原作者マーガレット・ミッチェルから贈られた『風と共に去りぬ』
(予想落札価格£5,000~7,000)
©Sotheby’s
ヴィヴィアン・リー自身が『風と共に去りぬ』の初期からの愛読者であり、スカーレット・オハラを演じることを熱望していた。この本には、原作者であるマーガレット・ミッチェル本人による"Life’s pattern pricked with a scarlet thread / where once we were with a gray / To remind us all how we played our parts / In the shock of an epic day."という手書きの詩が書き込まれている。
映画『風と共に去りぬ』の台本
(予想落札価格£2,500~3,500)
Gone with the Wind, film script, presented to Vivien Leigh by members of the cast, with photographs, circa 1939 ©Sotheby’s
ゴールド・リング
(予想落札価格£400~600)
A gold ring inscribed ’Laurence Olivier Vivien Eternally ©Sotheby’s
20年間の夫婦生活を送ったヴィヴィアン・リーとローレンス・オリヴィエは、世界中でもっとも魅力的なカップルの一組だと言われていた。この指輪の裏面には"Laurence Olivier Vivien Eternally"と刻まれている。
ファッションと宝飾品
Diamond bow brooch/ pendant, mid-19th century ©Sotheby’s
©Sotheby’s
ヴィヴィアンは洋服やジュエリーをこよなく愛し、現代的なファッションにヒストリカルな宝石を合わせることを厭わなかった。当時のデザイナーによるピンクのイブニングドレスや、19世紀半ばのダイヤモンドのブローチ(ペンダント)など、彼女が好んだファッション・ジュエリーアイテムも多数出品される。
ヴィヴィアン・リーのポートレート
(予想落札価格£5,000~7,000)
Augustus John Portrait Head of Vivien Leigh 1942 Red chalk on paper ©Sotheby’s
ヴィヴィアンはアートにも情熱を傾け、生涯に渡って収集を続けた。撮影などで何カ月も世界を旅する際には、訪れた国で作品を購入するだけではなく、ホテルの部屋や世界中の楽屋に飾るための絵画も描かせたという。今回はそのうち45作品ほどが出品される予定である。

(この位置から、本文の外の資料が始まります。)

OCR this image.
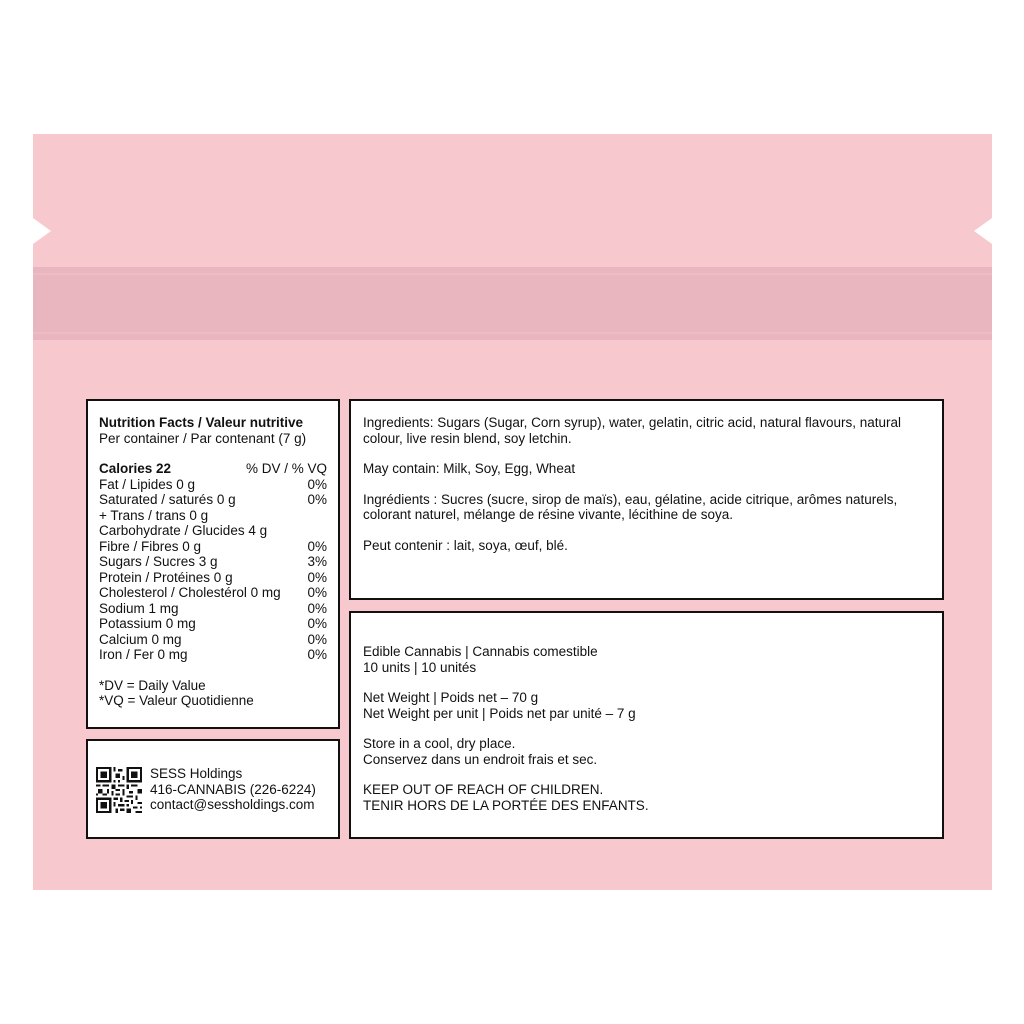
Nutrition Facts / Valeur nutritive
Per container / Par contenant (7 g)
Calories 22	% DV / % VQ
Fat / Lipides 0 g	0%
Saturated / saturés 0 g	0%
+ Trans / trans 0 g
Carbohydrate / Glucides 4 g
Fibre / Fibres 0 g	0%
Sugars / Sucres 3 g	3%
Protein / Protéines 0 g	0%
Cholesterol / Cholestérol 0 mg 0%
Sodium 1 mg	0%
Potassium 0 mg	0%
Calcium 0 mg	0%
Iron / Fer 0 mg	0%
*DV = Daily Value
*VQ = Valeur Quotidienne
SESS Holdings
416-CANNABIS (226-6224)
contact@sessholdings.com
Ingredients: Sugars (Sugar, Corn syrup), water, gelatin, citric acid, natural flavours, natural
colour, live resin blend, soy letchin.
May contain: Milk, Soy, Egg, Wheat
Ingrédients : Sucres (sucre, sirop de maïs), eau, gélatine, acide citrique, arômes naturels,
colorant naturel, mélange de résine vivante, lécithine de soya.
Peut contenir : lait, soya, œuf, blé.
Edible Cannabis | Cannabis comestible
10 units | 10 unités
Net Weight | Poids net – 70 g
Net Weight per unit | Poids net par unité – 7 g
Store in a cool, dry place.
Conservez dans un endroit frais et sec.
KEEP OUT OF REACH OF CHILDREN.
TENIR HORS DE LA PORTÉE DES ENFANTS.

この赤いチョークで描かれたデッサンは、オーガスタス・ジョンによるもの。ローレンス・オリヴィエから絵の研究用にということで託されたものだが、最後まで完成することはなかった。伝えられるところによると、アーティストが被写体にあまりに夢中になってしまったとオリヴィエが思ったためだとか。
ヴィヴィアン・リーの家族は「このコレクションが祖父母や両親、家族を幸せにしたように、これらを手にした人がみな喜びを感じてくれることを願っています」とコメントしている。
ヴィヴィアンと夫のローレンス・オリヴィエが暮らした家から出品される多数の品物からは、彼女の芸術への鑑識眼、英国のモダンアーティストへの支援、本への情熱やインテリアデザインへの愛情など、これまでとは違った彼女の一面をうかがい知ることができるかもしれない。